いや、夢ではない。あれは、夢ではないのだ。
ふと窓を見ると、雨粒がガラスを叩いていた。雨音に街の音がかき消され、酷く静かに思える。
無機質な部屋。飾り気のない本棚、食事を作る気配のないキッチン。書き物をする時にしか使わないテーブルに、ベッド。それに、備え付けのクローゼットがあるだけの、質素な家。寝るためにしか帰ってこない部屋は、寒々しくてよそよそしい。
雨粒を零す空は、まだ暗い。夜明けまでは、まだ遠い。
◆ ◆ ◆
ヒヤリ。と額が濡れるのを感じて、エセラインは瞼を開けた。
「……?」
「あ。起きた」
顔を覗き込む翡翠色の瞳に、ドキリと心臓が跳ね上がる。一瞬、状況が理解できず、目を見開いたまま固まるエセラインに、ゾランがニカッと笑いながら説明をしてくる。
「珍しく『クジラの寝床亭』にも事務所にも来ないからさ、社長が様子見て来いって。そしたらお前、すげー熱じゃん?」
「熱……?」
言われて、自分の体温が酷く熱いことに気が付く。額にはゾランが載せたのであろう、濡れたタオルが置かれていた。

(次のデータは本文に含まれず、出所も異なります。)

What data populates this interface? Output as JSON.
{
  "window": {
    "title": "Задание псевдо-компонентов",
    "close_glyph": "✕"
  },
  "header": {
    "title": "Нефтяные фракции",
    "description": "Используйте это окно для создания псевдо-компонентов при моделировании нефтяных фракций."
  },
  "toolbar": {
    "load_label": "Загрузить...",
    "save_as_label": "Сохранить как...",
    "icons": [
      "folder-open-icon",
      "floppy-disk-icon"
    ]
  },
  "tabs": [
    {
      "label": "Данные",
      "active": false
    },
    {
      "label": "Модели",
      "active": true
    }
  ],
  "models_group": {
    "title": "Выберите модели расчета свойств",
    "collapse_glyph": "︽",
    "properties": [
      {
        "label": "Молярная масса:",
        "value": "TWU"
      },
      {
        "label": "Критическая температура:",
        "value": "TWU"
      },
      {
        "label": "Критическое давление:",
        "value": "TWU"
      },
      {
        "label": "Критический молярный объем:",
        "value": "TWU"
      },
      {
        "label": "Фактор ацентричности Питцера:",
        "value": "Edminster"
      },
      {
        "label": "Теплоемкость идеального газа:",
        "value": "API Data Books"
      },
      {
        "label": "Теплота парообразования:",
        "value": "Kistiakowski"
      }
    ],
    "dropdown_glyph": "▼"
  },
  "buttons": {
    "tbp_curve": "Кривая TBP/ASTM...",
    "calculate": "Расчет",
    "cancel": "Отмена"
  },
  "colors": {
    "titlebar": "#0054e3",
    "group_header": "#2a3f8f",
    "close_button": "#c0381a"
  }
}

(――そう言えば、ラドヴァンに合鍵を預けて居たか……)
エセラインには家族がいないので、もしもの時の連絡先はラドヴァンになっている。合鍵も、一緒に渡したのだった。
「市場でリンゴ買って来たんだ。それとも何か作ろうか? カシャロの人ってチキンスープなんでしょ? うちの村では風邪にはカリフラワースープが鉄板だったんだけど」
「あ――……」
そう言われたら、食欲はないのに母親が風邪をひいたときに作ってくれたチキンスープを思い出した。
「……パスタとチキンを柔らかくなるまで煮込んだスープ……」
形がなくなるほど柔らかく煮込んだスープが、うちの味だった。父親はそこにいつもバターを一匙加えようとして、母親に「病気なんだから」と窘められていた。
「ん。じゃ出来るまで寝てて」
ボンヤリした意識の中、揺れる赤毛を見送る。眠るのは、また怖い夢を見そうで嫌だった。だが、身体は睡眠を欲していたらしく、あっという間に夢の世界へと落ちて行ってしまった。
◆ ◆ ◆
スープの匂いに釣られて目を覚ますと、幾分気分がマシになっていた。のそりと上体を起こし、キッチンの方を見れば、ゾランが慣れた手つきでスープの味見をしている。エセラインはベッドから抜け出して、その背後に回った。
「んー。もうちょっと塩足した方が良いかな……。いや、でも病人だし」
エプロンを身に着けて鍋に集中している姿に、ほんわりと胸が暖かくなる。よく見れば、キッチンの端っこにハーブの鉢が増えており、テーブルの上にも小さな花瓶に花が生けられていた。無機質だった部屋が、急に暖かみを増した気がして、エセラインは目を瞬かせる。
「――」
華奢な背中を抱きしめたい衝動にかられたのを、グッと堪えて、エセラインはゾランに声をかけた。
「ゾラン」
「わっ。なんだ、起きたのか。ちょうどスープ出来たよ。食べるだろ?」
「――ああ。悪いな、お前も忙しいのに」
「ううん。煮込みながら記事纏めたりしてたから」
テーブルの端には、ゾランがいつも持ち歩いている赤い手帳が置かれている。エセラインはこの部屋に自然とゾランが存在しているということが、酷く尊いことのように思えて、思わず目を細めた。
「もう熱は下がった?」
顔を覗き込んでくるゾランに、ドキリと心臓が跳ねる。小動物のような無邪気さで近づくゾランに、エセラインは視線を逸らして「大丈夫だ」と答える。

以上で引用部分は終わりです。